A unified soil reaction model for laterally loaded monopiles in soft and stiff clays

Abstract

To develop a unified soil reaction model suitable for laterally loaded monopiles in soft and stiff clays, this paper employs an experimentally validated numerical method to analyze the influence of diameter, embedded length (L), and clay types (soft or stiff) on the soil reaction model, proposing a unified model based on hyperbolic soil reaction curve. This model fully considers the contributions of distributed lateral load, base moment, base shear force, and distributed moment to the lateral resistance.
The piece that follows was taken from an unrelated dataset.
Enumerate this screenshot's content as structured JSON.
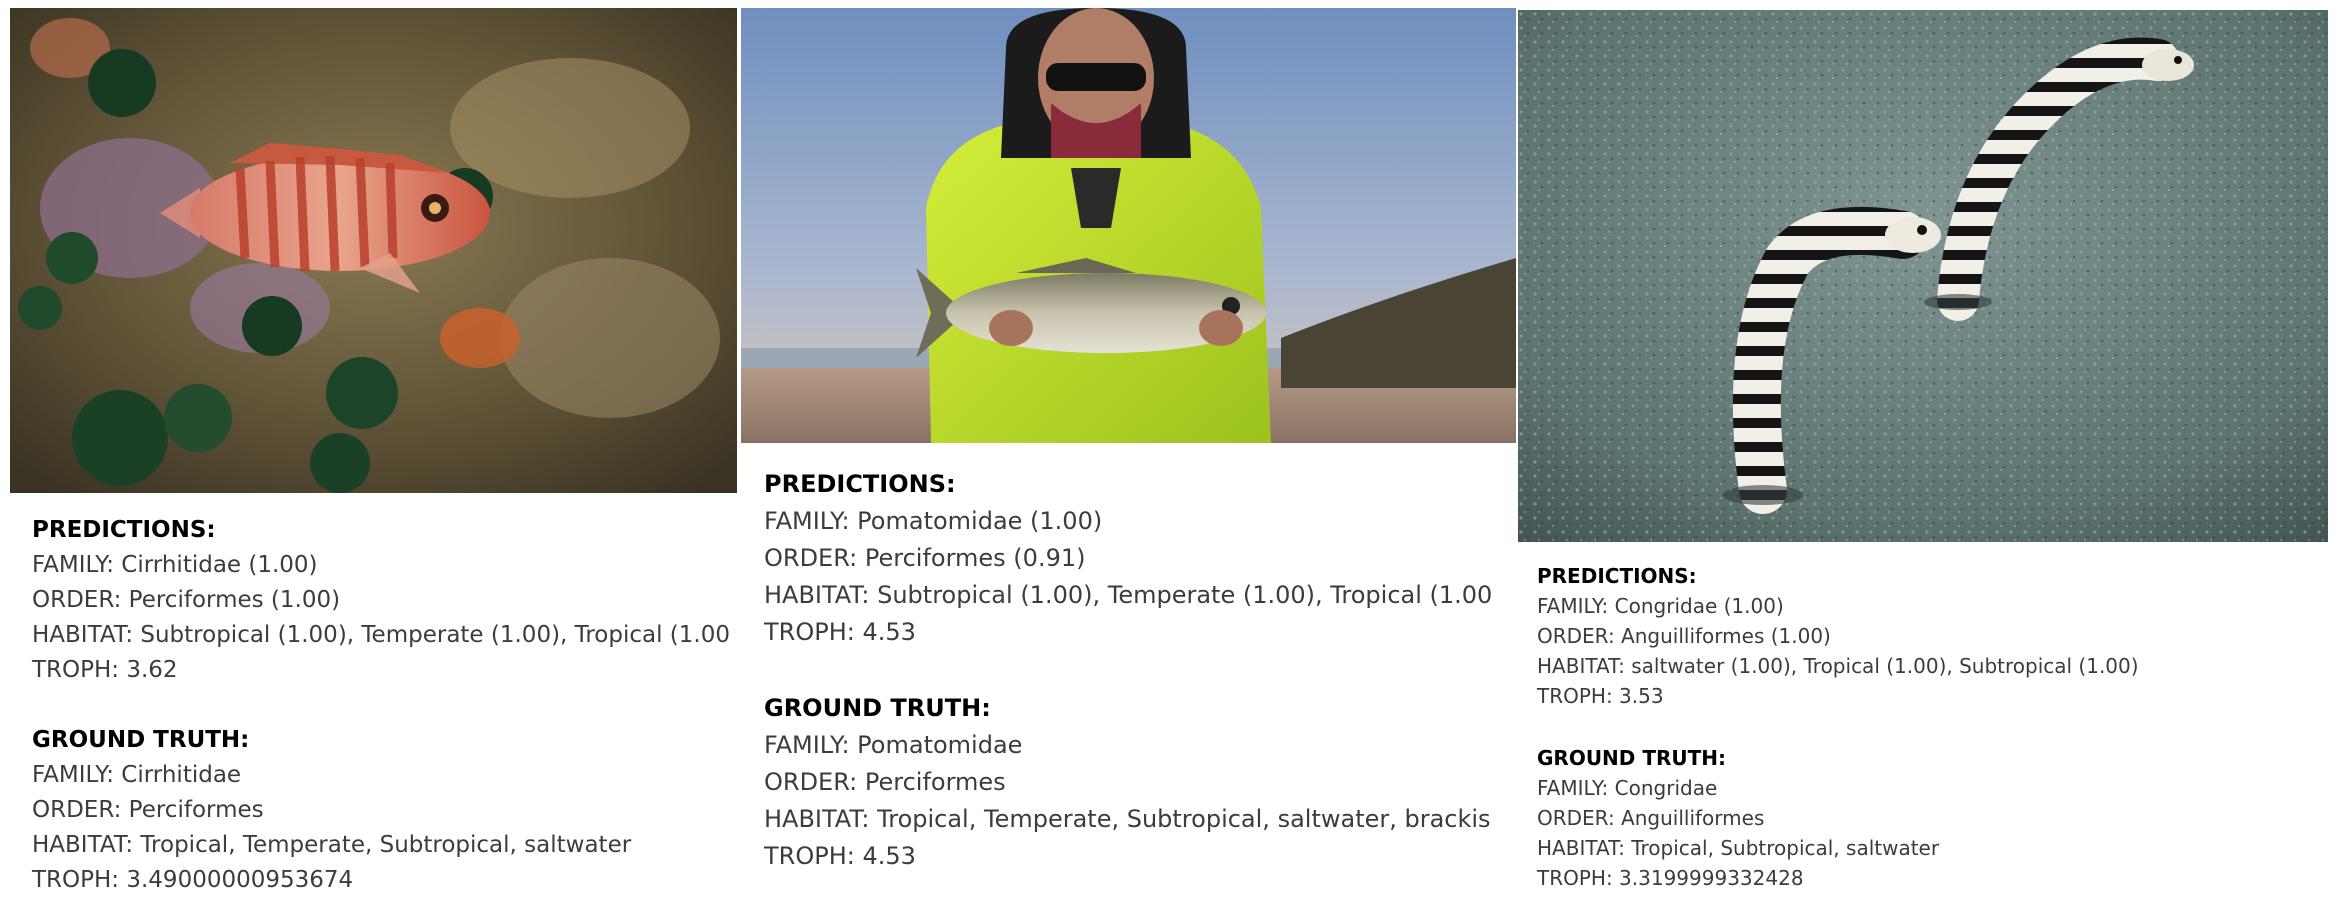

The results of the analysis indicate that the ultimate normalized lateral soil resistance (${\overline{p}}_u$) of soft and stiff clays in the wedge flow zone increases with depth, reaching a peak in the full flow zone with the peak points located around 0.5 L. The maximum of ${\overline{p}}_u$ between soft and stiff clays is positively correlated with the ratio of effective vertical stress to undrained shear strength (${\sigma }_{\text{v}}^{\prime }/s_u$) at the current depth. The ultimate base shear force and base moment for monopiles in soft and stiff clays can also be represented by ${\sigma }_{\text{v}}^{\prime }/s_u$ at the base. Through rigorous validation with centrifuge and field tests, the unified soil reaction model proposed in this paper can accurately predict the response of monopiles in soft and stiff clays.